Reet Jurvetson was a 19-year-old Canadian woman who was murdered in California in November 1969. Her body remained unidentified for 46 years, until an online mortuary photograph was recognized by her family and friends in 2015.
Prior to her identification Reet’s body had been known simply as “Jane Doe 59”. That’s pictures of her above and below.
On November 16, 1969, a fully-clothed body of a young white female was found by a 15-year old boy who was out bird-watching. The body was discovered in dense brush along Mulholland Drive in Los Angeles, approximately 15-feet down an almost 700-foot ravine. A tree branch had prevented her body from falling the remainder of the way down.
An autopsy determined the female victim had been murdered approximately 24–48 hours prior to the discovery. The victim had defensive wounds on her hands and had been stabbed over 150 times in the neck, chest, and torso, with a penknife, some of the stabbing severing the carotid artery.
Based upon the location of the body less than 10 km away from the Manson-ordered Tate-LaBianca murders that had occurred only 3-months prior and the signature ‘over-kill’ methodology, police immediately suspected the crime may have had links to the Manson family.

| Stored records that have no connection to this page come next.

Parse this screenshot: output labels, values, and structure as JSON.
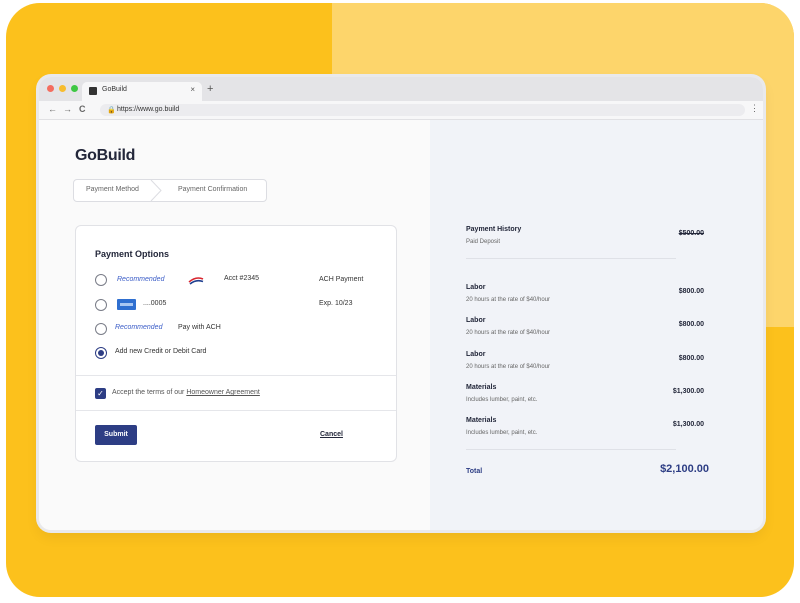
{
  "browser": {
    "tab_title": "GoBuild",
    "url": "https://www.go.build",
    "close_label": "×",
    "new_tab_label": "+",
    "back_label": "←",
    "forward_label": "→",
    "reload_label": "C",
    "lock_label": "🔒",
    "menu_label": "⋮"
  },
  "app": {
    "logo": "GoBuild"
  },
  "steps": [
    {
      "label": "Payment Method"
    },
    {
      "label": "Payment Confirmation"
    }
  ],
  "payment_options": {
    "title": "Payment Options",
    "options": [
      {
        "recommended": "Recommended",
        "account": "Acct #2345",
        "detail": "ACH Payment",
        "selected": false,
        "icon": "bank-of-america-logo"
      },
      {
        "account": "....0005",
        "detail": "Exp. 10/23",
        "selected": false,
        "icon": "card-logo"
      },
      {
        "recommended": "Recommended",
        "label": "Pay with ACH",
        "selected": false
      },
      {
        "label": "Add new Credit or Debit Card",
        "selected": true
      }
    ],
    "terms_prefix": "Accept the terms of our",
    "terms_link": "Homeowner Agreement",
    "terms_checked": true,
    "submit_label": "Submit",
    "cancel_label": "Cancel"
  },
  "summary": {
    "history_title": "Payment History",
    "history_sub": "Paid Deposit",
    "history_amount": "$500.00",
    "items": [
      {
        "title": "Labor",
        "sub": "20 hours at the rate of $40/hour",
        "amount": "$800.00"
      },
      {
        "title": "Labor",
        "sub": "20 hours at the rate of $40/hour",
        "amount": "$800.00"
      },
      {
        "title": "Labor",
        "sub": "20 hours at the rate of $40/hour",
        "amount": "$800.00"
      },
      {
        "title": "Materials",
        "sub": "Includes lumber, paint, etc.",
        "amount": "$1,300.00"
      },
      {
        "title": "Materials",
        "sub": "Includes lumber, paint, etc.",
        "amount": "$1,300.00"
      }
    ],
    "total_label": "Total",
    "total_amount": "$2,100.00"
  },
  "colors": {
    "brand": "#2d3d84",
    "accent_yellow": "#fcc11c",
    "recommended_text": "#3a5cc7"
  }
}
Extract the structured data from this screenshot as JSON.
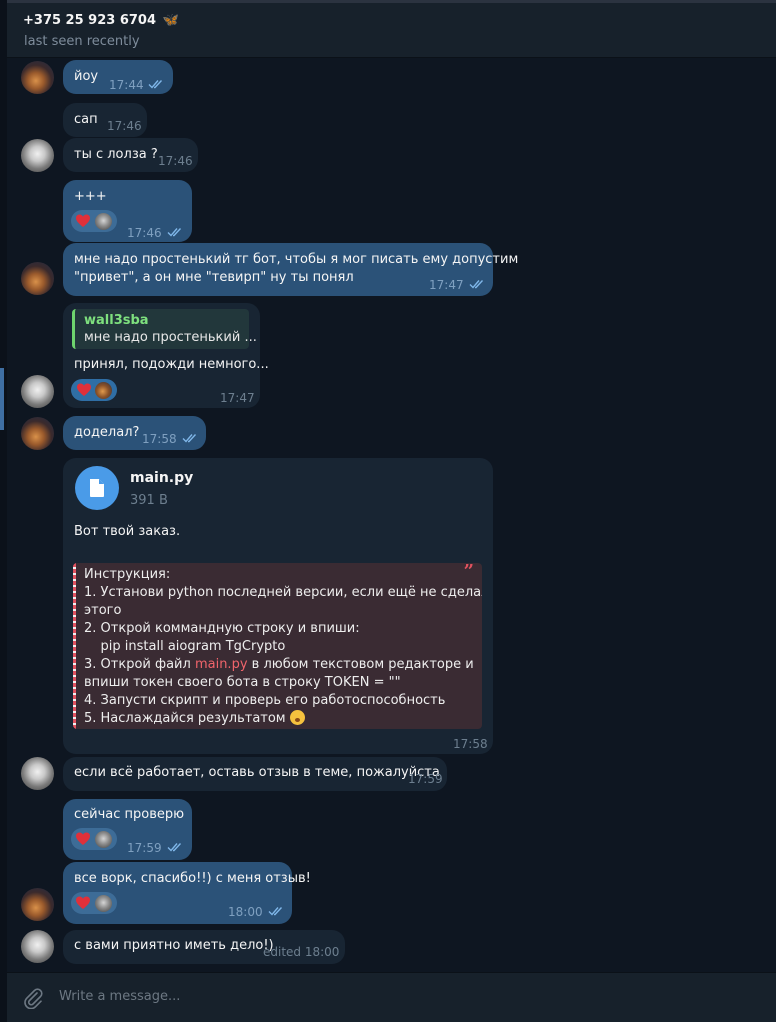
{
  "header": {
    "contact_name": "+375 25 923 6704",
    "contact_emoji": "🦋",
    "status": "last seen recently"
  },
  "messages": [
    {
      "text": "йоу",
      "time": "17:44"
    },
    {
      "text": "сап",
      "time": "17:46"
    },
    {
      "text": "ты с лолза ?",
      "time": "17:46"
    },
    {
      "text": "+++",
      "time": "17:46"
    },
    {
      "text_line1": "мне надо простенький тг бот, чтобы я мог писать ему допустим",
      "text_line2": "\"привет\", а он мне \"тевирп\" ну ты понял",
      "time": "17:47"
    },
    {
      "reply_name": "wall3sba",
      "reply_text": "мне надо простенький ...",
      "text": "принял, подожди немного...",
      "time": "17:47"
    },
    {
      "text": "доделал?",
      "time": "17:58"
    },
    {
      "file_name": "main.py",
      "file_size": "391 B",
      "caption": "Вот твой заказ.",
      "quote": {
        "line1": "Инструкция:",
        "line2": "1. Установи python последней версии, если ещё не сделал",
        "line3": "этого",
        "line4": "2. Открой коммандную строку и впиши:",
        "line5": "    pip install aiogram TgCrypto",
        "line6_pre": "3. Открой файл ",
        "line6_hl": "main.py",
        "line6_post": " в любом текстовом редакторе и",
        "line7": "впиши токен своего бота в строку TOKEN = \"\"",
        "line8": "4. Запусти скрипт и проверь его работоспособность",
        "line9": "5. Наслаждайся результатом"
      },
      "time": "17:58"
    },
    {
      "text": "если всё работает, оставь отзыв в теме, пожалуйста",
      "time": "17:59"
    },
    {
      "text": "сейчас проверю",
      "time": "17:59"
    },
    {
      "text": "все ворк, спасибо!!) с меня отзыв!",
      "time": "18:00"
    },
    {
      "text": "с вами приятно иметь дело!)",
      "time": "edited 18:00"
    }
  ],
  "input": {
    "placeholder": "Write a message..."
  },
  "icons": {
    "attach": "paperclip-icon",
    "file": "document-icon",
    "read_receipt": "double-check-icon",
    "reaction": "heart-icon",
    "quote": "quote-icon"
  },
  "colors": {
    "background": "#0e1621",
    "header": "#17212b",
    "outgoing_bubble": "#2b5278",
    "incoming_bubble": "#182533",
    "quote_accent": "#e0525f",
    "reply_accent": "#6ed46e",
    "file_icon": "#4a9be8"
  }
}
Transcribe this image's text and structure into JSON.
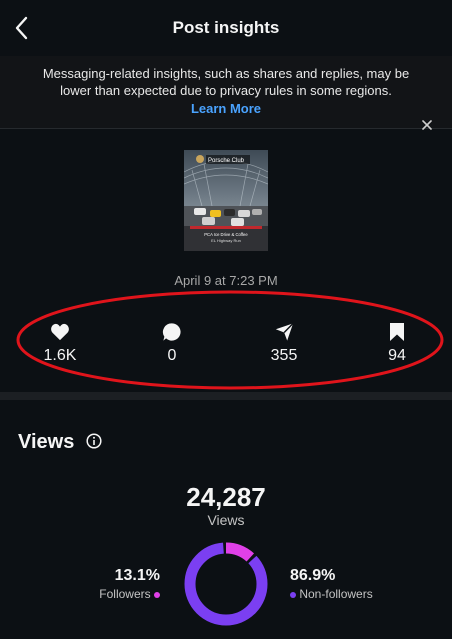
{
  "header": {
    "title": "Post insights",
    "back_icon": "chevron-left-icon"
  },
  "banner": {
    "text": "Messaging-related insights, such as shares and replies, may be lower than expected due to privacy rules in some regions.",
    "link": "Learn More",
    "close_icon": "close-icon",
    "link_color": "#4aa3ff"
  },
  "post": {
    "date": "April 9 at 7:23 PM",
    "thumbnail": {
      "brand": "Porsche Club",
      "caption_line1": "PCA Ice Drive & Coffee",
      "caption_line2": "EL Highway Run"
    }
  },
  "metrics": [
    {
      "icon": "heart-icon",
      "value": "1.6K"
    },
    {
      "icon": "comment-icon",
      "value": "0"
    },
    {
      "icon": "share-icon",
      "value": "355"
    },
    {
      "icon": "bookmark-icon",
      "value": "94"
    }
  ],
  "annotation": {
    "color": "#e0141b"
  },
  "views": {
    "title": "Views",
    "info_icon": "info-icon",
    "total": "24,287",
    "total_label": "Views",
    "followers": {
      "pct": "13.1%",
      "label": "Followers",
      "value": 0.131,
      "color": "#e040e8"
    },
    "non_followers": {
      "pct": "86.9%",
      "label": "Non-followers",
      "value": 0.869,
      "color": "#7b3ff2"
    }
  }
}
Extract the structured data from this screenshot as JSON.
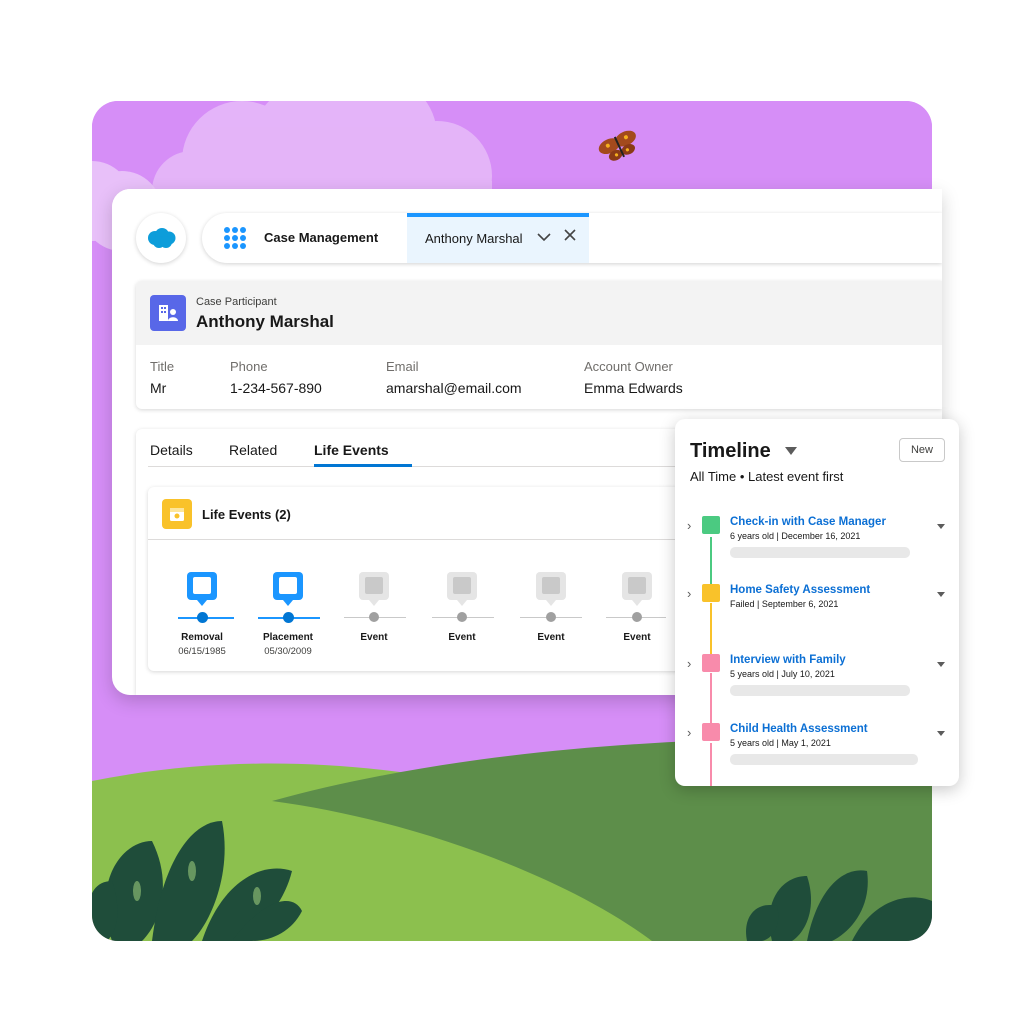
{
  "nav": {
    "app_name": "Case Management",
    "tab_label": "Anthony Marshal"
  },
  "record": {
    "type": "Case Participant",
    "name": "Anthony Marshal",
    "fields": [
      {
        "label": "Title",
        "value": "Mr"
      },
      {
        "label": "Phone",
        "value": "1-234-567-890"
      },
      {
        "label": "Email",
        "value": "amarshal@email.com"
      },
      {
        "label": "Account Owner",
        "value": "Emma Edwards"
      }
    ]
  },
  "tabs": [
    "Details",
    "Related",
    "Life Events"
  ],
  "life_events": {
    "title": "Life Events (2)",
    "events": [
      {
        "label": "Removal",
        "date": "06/15/1985",
        "done": true
      },
      {
        "label": "Placement",
        "date": "05/30/2009",
        "done": true
      },
      {
        "label": "Event",
        "date": "",
        "done": false
      },
      {
        "label": "Event",
        "date": "",
        "done": false
      },
      {
        "label": "Event",
        "date": "",
        "done": false
      },
      {
        "label": "Event",
        "date": "",
        "done": false
      }
    ]
  },
  "timeline": {
    "title": "Timeline",
    "new_label": "New",
    "subtitle": "All Time • Latest event first",
    "items": [
      {
        "name": "Check-in with Case Manager",
        "meta": "6 years old | December 16, 2021",
        "color": "#4bca81"
      },
      {
        "name": "Home Safety Assessment",
        "meta": "Failed | September 6, 2021",
        "color": "#f9c22a"
      },
      {
        "name": "Interview with Family",
        "meta": "5 years old | July 10, 2021",
        "color": "#f88bab"
      },
      {
        "name": "Child Health Assessment",
        "meta": "5 years old | May 1, 2021",
        "color": "#f88bab"
      }
    ]
  },
  "colors": {
    "brand_blue": "#1b96ff",
    "link_blue": "#0b6fd4",
    "background_purple": "#d68ef7",
    "hill_light": "#8cc04e",
    "hill_dark": "#5d8e4a"
  }
}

A woman by the name of Ruby Pearl was a caretaker at the Manson family’s hangout Spahn Ranch during 1969. She told police she had seen a young woman matching Reet Jurvetson’s description several days before at Spahn Ranch with a group of Charles Manson’s followers.
After the body was discovered, Charles Manson was interviewed by police but denied any involvement. He was re-interviewed in 2016, just a year prior to his death, but investigators were unable to uncover any new information from him.
Prosecuting attorney Vincent Bugliosi’s 1974 book HELTER SKELTER suggests Jurvetson – or as she was known then ‘Jane Doe 59’ – might have been present at the death of suspected Manson Family victim John “Zero” Haught who died from a gunshot wound in November, the month Reet Jurvetson was murdered.
Though Haught’s death was determined a suicide, Manson family members were reportedly present, casting considerable doubt on the suicide verdict.
The story of how Jane Doe 59 was eventually identified as 19-year-old Canadian Reet Jurvetson is indeed a fascinating one.
The unidentified body was found only a few weeks after Reet had left Canada and arrived in Canada. For 46 years, Jane Doe 59 had no name and no family had claimed her.
Composite sketches were drawn and distributed at the time but technology did not exist in the 1970’s that would allow nationwide communication and cross-referencing of unidentified bodies. DNA had yet to be discovered as a reliable source of identification. The drawings were rudimentary and hardly identifiable.
It wasn’t until June 2015, friends of Reet’s sister Anne Jurvetson contacted her to tell her they had been searching the National Missing and Unidentified Persons System, a U.S. government database, and found similarities between Reet and a morgue photograph posted on the website.
Anne Jurvetson contacted officials and submitted a DNA sample that was then cross-referenced with a blood sample that had been preserved from a bloody bra. There was a match and Jane Doe 59 finally had a name. It was Reet Jurvetson.
Reet Jurvetson’s murder is examined in-depth in a compelling 2017 two-part documentary entitled MANSON SPEAKS: INSIDE THE MIND OF A MADMAN.
The Los Angeles Police Department have discounted the possibility of Charles Manson or his followers involvement in Reet Jurvetson’s murder. At the same time they cannot rule out a possible connection.
Cold case detectives have named three individuals of interest in the search for Reet’s killer. The first is a Canadian national who had likewise traveled from Montreal to California and who was acquainted with Reet. The second is the first suspect’s room mate. The third is an individual who had lived across the hall from the apartment where Reet Jurvetson had resided at the time of her murder.